Awkward. is off to a good start this season in that it has managed to function successfully without relying on relationship conflict. Yes, “Indecent Exposure” creates conflict within Jenna and Matty’s relationship, but it isn’t about their relationship so much as it’s about them as individuals. As much as “Boyfriend moves in after getting kicked out by his parents” feels like a cheap construct when we put it in such plain terms, none of the storytelling around it felt cheap; instead, it was funny and silly and sad and meaningful all at once. The one challenge is that the rest of the narrative isn’t really filling in around it, leaving a lot of supporting characters either mostly off-screen—Ming—or feeling disconnected from Jenna’s central story. That story remains strong enough to carry the show further, and the supporting storylines remain charming and funny enough to sustain interest, but there’s pathos to be found outside of Jenna and Matty’s relationship that I’m hopeful the show will explore as the first half of the season continues.

Stray observations:

  • Mr. Hart’s previous experiences have been a bit edgier, but something about this one really reminded me of a teacher I had in high school, Mr. Plato. Something about “That’s it, turds, see you later” gave me visceral flashbacks, and I could totally see him drawing a moustache on someone. Anthony Michael Hall is continuing to give the performance a nice weight, and I enjoy the little drop-ins to creative writing that punctuate an episode’s theme (here the importance of humility).

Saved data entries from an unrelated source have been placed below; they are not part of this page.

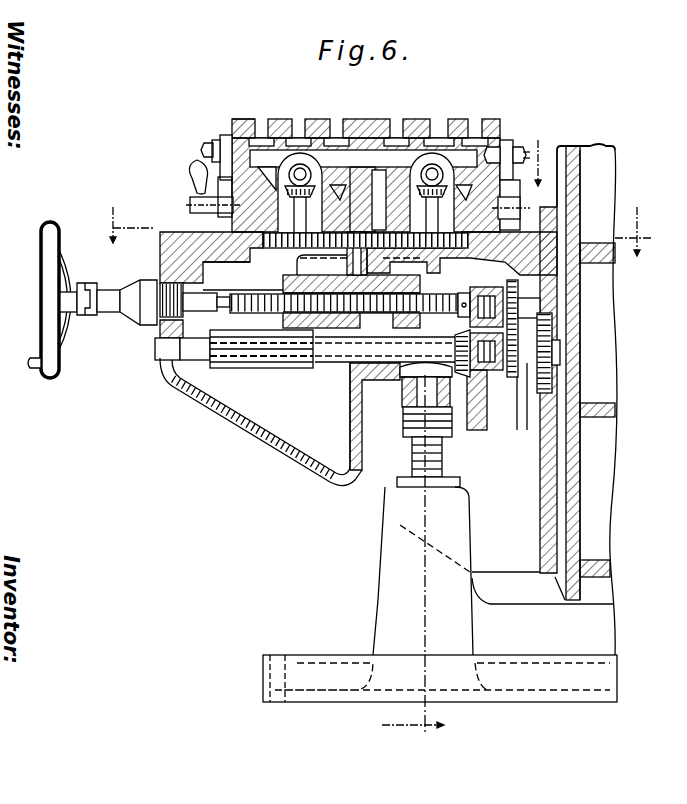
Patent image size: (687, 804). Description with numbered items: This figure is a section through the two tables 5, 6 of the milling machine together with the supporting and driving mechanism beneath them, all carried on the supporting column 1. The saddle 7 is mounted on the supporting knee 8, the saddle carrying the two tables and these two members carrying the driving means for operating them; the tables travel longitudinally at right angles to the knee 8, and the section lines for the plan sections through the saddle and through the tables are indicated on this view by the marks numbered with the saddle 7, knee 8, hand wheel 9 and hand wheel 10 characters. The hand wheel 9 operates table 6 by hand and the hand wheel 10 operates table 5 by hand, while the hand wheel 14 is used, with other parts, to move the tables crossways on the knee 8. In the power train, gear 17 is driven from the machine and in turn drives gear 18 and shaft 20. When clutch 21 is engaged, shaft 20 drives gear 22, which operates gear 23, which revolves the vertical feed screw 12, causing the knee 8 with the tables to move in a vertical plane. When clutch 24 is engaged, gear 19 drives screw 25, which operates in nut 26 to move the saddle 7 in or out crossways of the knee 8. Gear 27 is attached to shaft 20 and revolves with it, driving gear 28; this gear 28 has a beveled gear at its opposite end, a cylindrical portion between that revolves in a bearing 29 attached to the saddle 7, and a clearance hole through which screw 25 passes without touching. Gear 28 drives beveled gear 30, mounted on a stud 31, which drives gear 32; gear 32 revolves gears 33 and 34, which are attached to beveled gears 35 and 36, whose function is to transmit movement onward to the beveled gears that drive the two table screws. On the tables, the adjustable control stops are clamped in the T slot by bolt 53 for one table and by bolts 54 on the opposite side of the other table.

The supporting column 1 is at (378, 585).
The table 5 is at (233, 132).
The table 6 is at (500, 125).
The saddle 7 is at (381, 170).
The supporting knee 8 is at (340, 470).
The hand wheel 9 is at (461, 438).
The hand wheel 10 is at (375, 229).
The screw 12 is at (408, 462).
The hand wheel 14 is at (60, 240).
The gear 17 is at (547, 377).
The gear 18 is at (550, 388).
The gear 19 is at (520, 298).
The shaft 20 is at (183, 345).
The clutch 21 is at (477, 425).
The gear 22 is at (357, 328).
The gear 23 is at (390, 310).
The clutch 24 is at (520, 323).
The screw 25 is at (412, 328).
The nut 26 is at (458, 338).
The gear 27 is at (200, 368).
The gear 28 is at (235, 314).
The bearing 29 is at (257, 368).
The beveled gear 30 is at (160, 325).
The stud 31 is at (364, 170).
The gear 32 is at (322, 180).
The gear 33 is at (238, 119).
The gear 34 is at (462, 172).
The beveled gear 35 is at (284, 153).
The beveled gear 36 is at (442, 172).
The bolt 53 is at (221, 138).
The bolt 54 is at (517, 142).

  • Given the period at the end of the show’s title, cutting to the title card with a giant box of tampons onscreen is cheeky.
  • “You could easily pass for 25” is normally the kind of in-joke you’d have for a show where 20-somethings play teenagers, but Ashley Rickards is only 21, so Tamara really was just being cruel.
  • As some of you in the comments have predicted, it appears that Lissa did indeed accidentally kill Ricky Schwartz, or at least slept with him and feels guilty about it; we don’t get to see Lissa’s confession to Jake after she escapes the slumber party, but that definitely seemed to be the direction things were taking.
  • “It might be painful and dirty”—the first of what turned out to be multiple examples of anal sex innuendo in the episode.
  • I appreciated the synergy of Girl Code commercials discussing “The Art of the Fart” in an episode where Jenna farting was an act break. Smart, MTV.
  • Jake picks “Stop” for a safeword, confirming his status as the most boring human being on this show right now. I need something, anything, to convince me he can be interesting again.
  • Matty writing his own version of one of Jenna’s blog posts raises an interesting possibility: Like Scrubs, could Awkward. use this expanded season to expand outside of Jenna’s narrative by exploring Sadie’s food journal or Matty’s diary or something similar? As much as I think the narration can hurt the show at times, it does give the writers an easy way to shift focus for an episode if they so desire.
  • “Bet you wish you would have drawn it on your finger instead. Less commitment.” Wisdom, Valerie. True wisdom.